If they are correct about the consequences of not gaining access to Chinese consumers and capital, then their case in favour of the CNOOC deal is powerfully strengthened. Few Canadians would like to see our natural resource-based good fortune dissipated, and the arguments of those pushing the deal, like Justin Trudeau, the oil patch, the financial community, the Alberta government and others, are that that good fortune is deeply vulnerable to Chinese displeasure. But are they correct about the weakness of Canada’s position?

Let’s look in turn at each argument, starting with Canada’s need to sell oil and other resources to China.

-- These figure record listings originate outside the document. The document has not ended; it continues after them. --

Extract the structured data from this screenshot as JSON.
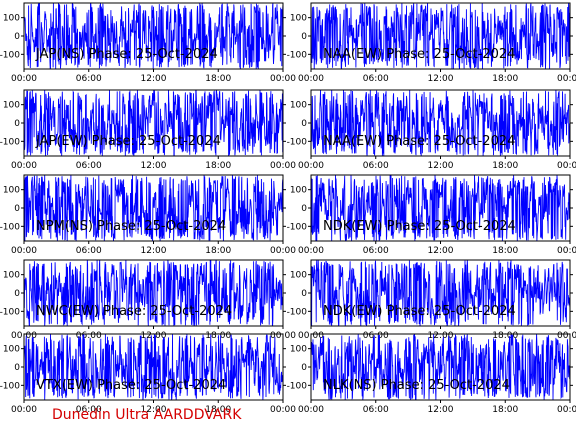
{
  "page": {
    "credit": "Dunedin Ultra AARDDVARK",
    "credit_color": "#d40000",
    "trace_color": "#0000ff",
    "frame_color": "#000000"
  },
  "chart_data": [
    {
      "type": "line",
      "title": "JAP(NS) Phase: 25-Oct-2024",
      "x_ticks": [
        "00:00",
        "06:00",
        "12:00",
        "18:00",
        "00:00"
      ],
      "y_ticks": [
        "100",
        "0",
        "-100"
      ],
      "xlim": [
        0,
        24
      ],
      "ylim": [
        -180,
        180
      ],
      "series": [
        {
          "values": "dense wrapped phase trace from -180 to 180 degrees across the day"
        }
      ]
    },
    {
      "type": "line",
      "title": "NAA(EW) Phase: 25-Oct-2024",
      "x_ticks": [
        "00:00",
        "06:00",
        "12:00",
        "18:00",
        "00:00"
      ],
      "y_ticks": [
        "100",
        "0",
        "-100"
      ],
      "xlim": [
        0,
        24
      ],
      "ylim": [
        -180,
        180
      ],
      "series": [
        {
          "values": "dense wrapped phase trace from -180 to 180 degrees across the day"
        }
      ]
    },
    {
      "type": "line",
      "title": "JAP(EW) Phase: 25-Oct-2024",
      "x_ticks": [
        "00:00",
        "06:00",
        "12:00",
        "18:00",
        "00:00"
      ],
      "y_ticks": [
        "100",
        "0",
        "-100"
      ],
      "xlim": [
        0,
        24
      ],
      "ylim": [
        -180,
        180
      ],
      "series": [
        {
          "values": "dense wrapped phase trace from -180 to 180 degrees across the day"
        }
      ]
    },
    {
      "type": "line",
      "title": "NAA(EW) Phase: 25-Oct-2024",
      "x_ticks": [
        "00:00",
        "06:00",
        "12:00",
        "18:00",
        "00:00"
      ],
      "y_ticks": [
        "100",
        "0",
        "-100"
      ],
      "xlim": [
        0,
        24
      ],
      "ylim": [
        -180,
        180
      ],
      "series": [
        {
          "values": "dense wrapped phase trace from -180 to 180 degrees across the day"
        }
      ]
    },
    {
      "type": "line",
      "title": "NPM(NS) Phase: 25-Oct-2024",
      "x_ticks": [
        "00:00",
        "06:00",
        "12:00",
        "18:00",
        "00:00"
      ],
      "y_ticks": [
        "100",
        "0",
        "-100"
      ],
      "xlim": [
        0,
        24
      ],
      "ylim": [
        -180,
        180
      ],
      "series": [
        {
          "values": "dense wrapped phase trace from -180 to 180 degrees across the day"
        }
      ]
    },
    {
      "type": "line",
      "title": "NDK(EW) Phase: 25-Oct-2024",
      "x_ticks": [
        "00:00",
        "06:00",
        "12:00",
        "18:00",
        "00:00"
      ],
      "y_ticks": [
        "100",
        "0",
        "-100"
      ],
      "xlim": [
        0,
        24
      ],
      "ylim": [
        -180,
        180
      ],
      "series": [
        {
          "values": "dense wrapped phase trace from -180 to 180 degrees across the day"
        }
      ]
    },
    {
      "type": "line",
      "title": "NWC(EW) Phase: 25-Oct-2024",
      "x_ticks": [
        "00:00",
        "06:00",
        "12:00",
        "18:00",
        "00:00"
      ],
      "y_ticks": [
        "100",
        "0",
        "-100"
      ],
      "xlim": [
        0,
        24
      ],
      "ylim": [
        -180,
        180
      ],
      "series": [
        {
          "values": "dense wrapped phase trace from -180 to 180 degrees across the day"
        }
      ]
    },
    {
      "type": "line",
      "title": "NDK(EW) Phase: 25-Oct-2024",
      "x_ticks": [
        "00:00",
        "06:00",
        "12:00",
        "18:00",
        "00:00"
      ],
      "y_ticks": [
        "100",
        "0",
        "-100"
      ],
      "xlim": [
        0,
        24
      ],
      "ylim": [
        -180,
        180
      ],
      "series": [
        {
          "values": "dense wrapped phase trace from -180 to 180 degrees across the day"
        }
      ]
    },
    {
      "type": "line",
      "title": "VTX(EW) Phase: 25-Oct-2024",
      "x_ticks": [
        "00:00",
        "06:00",
        "12:00",
        "18:00",
        "00:00"
      ],
      "y_ticks": [
        "100",
        "0",
        "-100"
      ],
      "xlim": [
        0,
        24
      ],
      "ylim": [
        -180,
        180
      ],
      "series": [
        {
          "values": "dense wrapped phase trace from -180 to 180 degrees across the day"
        }
      ]
    },
    {
      "type": "line",
      "title": "NLK(NS) Phase: 25-Oct-2024",
      "x_ticks": [
        "00:00",
        "06:00",
        "12:00",
        "18:00",
        "00:00"
      ],
      "y_ticks": [
        "100",
        "0",
        "-100"
      ],
      "xlim": [
        0,
        24
      ],
      "ylim": [
        -180,
        180
      ],
      "series": [
        {
          "values": "dense wrapped phase trace from -180 to 180 degrees across the day"
        }
      ]
    }
  ]
}
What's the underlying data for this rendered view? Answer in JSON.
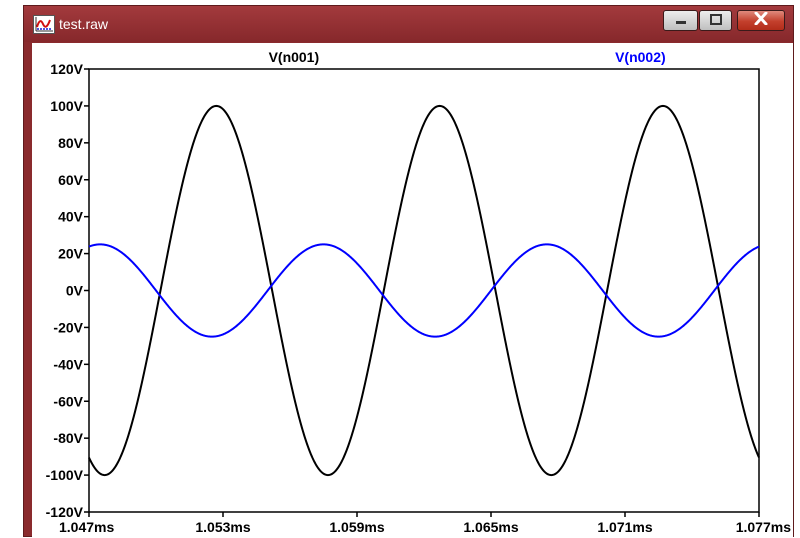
{
  "window": {
    "title": "test.raw",
    "controls": {
      "minimize": "minimize",
      "maximize": "maximize",
      "close": "close"
    }
  },
  "chart_data": {
    "type": "line",
    "title": "",
    "xlabel": "",
    "ylabel": "",
    "x_ticks": [
      "1.047ms",
      "1.053ms",
      "1.059ms",
      "1.065ms",
      "1.071ms",
      "1.077ms"
    ],
    "y_ticks": [
      "120V",
      "100V",
      "80V",
      "60V",
      "40V",
      "20V",
      "0V",
      "-20V",
      "-40V",
      "-60V",
      "-80V",
      "-100V",
      "-120V"
    ],
    "xlim": [
      1.047,
      1.077
    ],
    "ylim": [
      -120,
      120
    ],
    "x_unit": "ms",
    "y_unit": "V",
    "grid": false,
    "series": [
      {
        "name": "V(n001)",
        "color": "#000000",
        "waveform": "sine",
        "amplitude": 100,
        "frequency_khz": 100,
        "peak_times_ms": [
          1.0527,
          1.0627,
          1.0727
        ]
      },
      {
        "name": "V(n002)",
        "color": "#0000ff",
        "waveform": "sine",
        "amplitude": 25,
        "frequency_khz": 100,
        "peak_times_ms": [
          1.0475,
          1.0575,
          1.0675,
          1.0775
        ]
      }
    ]
  }
}
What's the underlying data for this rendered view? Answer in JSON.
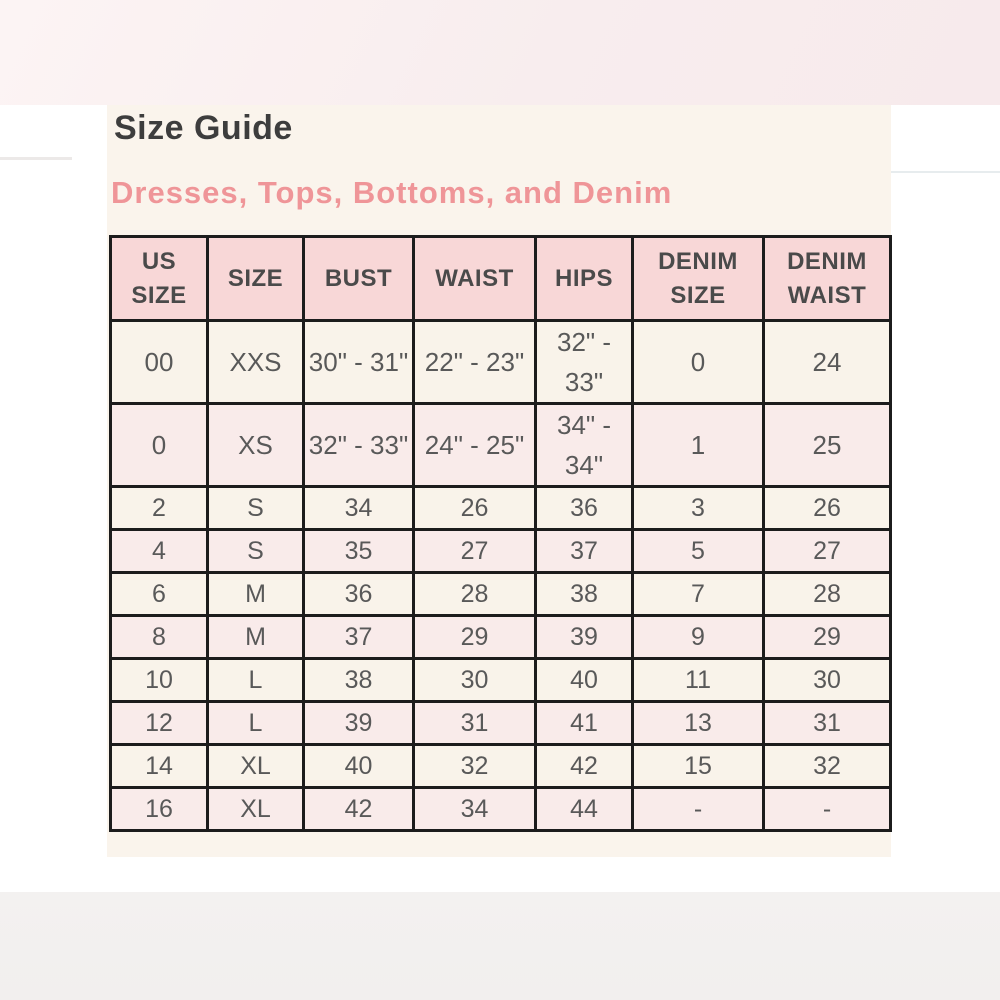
{
  "page": {
    "title": "Size Guide",
    "subtitle": "Dresses, Tops, Bottoms, and Denim"
  },
  "colors": {
    "top_band": "#f8edee",
    "bottom_band": "#f2efee",
    "card_bg": "#faf4ec",
    "header_bg": "#f8d7d7",
    "row_cream": "#f9f3ea",
    "row_pink": "#f9ebea",
    "grid_border": "#1c1c1c",
    "title_text": "#3d3d3d",
    "subtitle_pink": "#ef9598",
    "cell_text": "#595959"
  },
  "table": {
    "columns": [
      "US SIZE",
      "SIZE",
      "BUST",
      "WAIST",
      "HIPS",
      "DENIM SIZE",
      "DENIM WAIST"
    ],
    "rows": [
      [
        "00",
        "XXS",
        "30\" - 31\"",
        "22\" - 23\"",
        "32\" - 33\"",
        "0",
        "24"
      ],
      [
        "0",
        "XS",
        "32\" - 33\"",
        "24\" - 25\"",
        "34\" - 34\"",
        "1",
        "25"
      ],
      [
        "2",
        "S",
        "34",
        "26",
        "36",
        "3",
        "26"
      ],
      [
        "4",
        "S",
        "35",
        "27",
        "37",
        "5",
        "27"
      ],
      [
        "6",
        "M",
        "36",
        "28",
        "38",
        "7",
        "28"
      ],
      [
        "8",
        "M",
        "37",
        "29",
        "39",
        "9",
        "29"
      ],
      [
        "10",
        "L",
        "38",
        "30",
        "40",
        "11",
        "30"
      ],
      [
        "12",
        "L",
        "39",
        "31",
        "41",
        "13",
        "31"
      ],
      [
        "14",
        "XL",
        "40",
        "32",
        "42",
        "15",
        "32"
      ],
      [
        "16",
        "XL",
        "42",
        "34",
        "44",
        "-",
        "-"
      ]
    ]
  }
}
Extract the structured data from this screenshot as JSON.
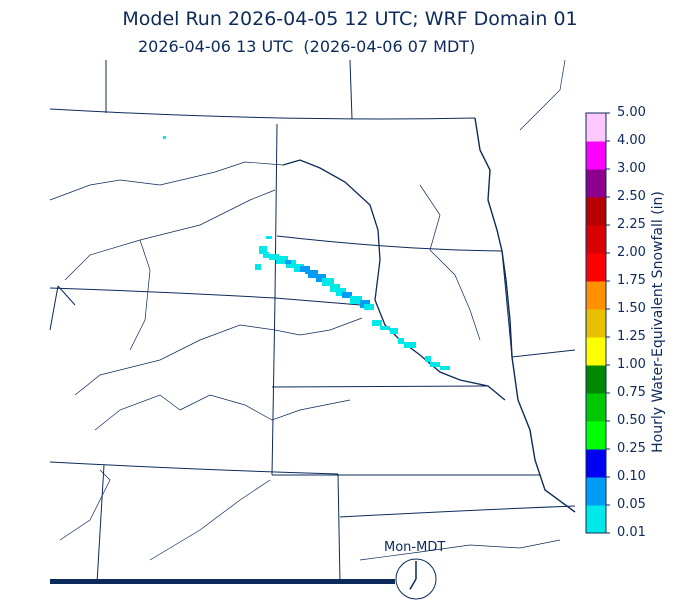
{
  "header": {
    "title": "Model Run 2026-04-05 12 UTC; WRF Domain 01",
    "subtitle": "2026-04-06 13 UTC  (2026-04-06 07 MDT)"
  },
  "colorbar": {
    "title": "Hourly Water-Equivalent Snowfall (in)",
    "ticks": [
      "0.01",
      "0.05",
      "0.10",
      "0.25",
      "0.50",
      "0.75",
      "1.00",
      "1.25",
      "1.50",
      "1.75",
      "2.00",
      "2.25",
      "2.50",
      "3.00",
      "4.00",
      "5.00"
    ],
    "colors": [
      "#00e8e8",
      "#009cf5",
      "#0000f5",
      "#00ff00",
      "#00c800",
      "#008800",
      "#ffff00",
      "#e8c000",
      "#ff9000",
      "#ff0000",
      "#d80000",
      "#b80000",
      "#8c008c",
      "#ff00ff",
      "#ffc8ff"
    ]
  },
  "clock": {
    "label": "Mon-MDT",
    "hour": 7,
    "minute": 0
  },
  "progress": {
    "fraction": 0.66
  },
  "map_colors": {
    "boundaries": "#0c2a5a",
    "rivers": "#0c2a5a"
  }
}
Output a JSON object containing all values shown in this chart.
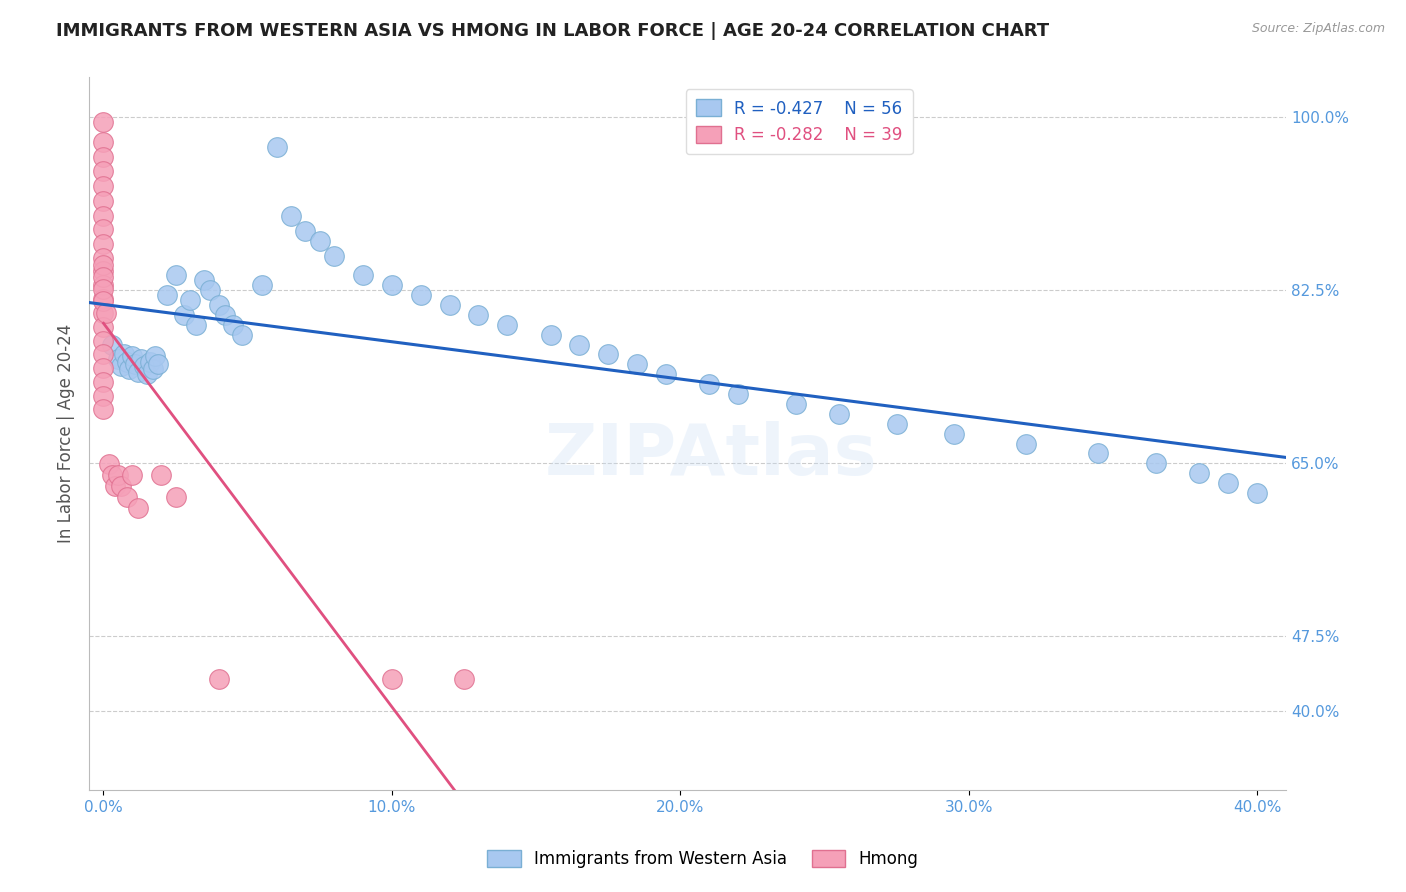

The International Energy Agency, the best source of reliable data on the likely shape of future energy markets worldwide, said just this month in its World Energy Outlook 2012 that between now and 2035 most of the growth in demand for oil will take place in the developing world. Those non-OECD countries will be taking two-thirds of production by then. And China will be the single largest driver of the growth in consumption, with its demand rising 60% by 2035, followed by India (where demand more than doubles) and the Middle East. Finally, they foresee a modest rise in the value of a barrel of oil, to about US$125 in current dollars.

In the IEA’s basic scenario, global oil demand increases fairly slowly from just over 87 million barrels a day in 2011 to reach nearly 100 million barrels a day in 2035. China will account for half of the net increase worldwide. Or put the other way, non-Chinese markets will account for every bit as much of the increase as China.

These numbers tell us that the world demand for oil is growing and the price is rising. Lots of people besides the Chinese want oil. That’s a seller’s market, not a buyer’s market.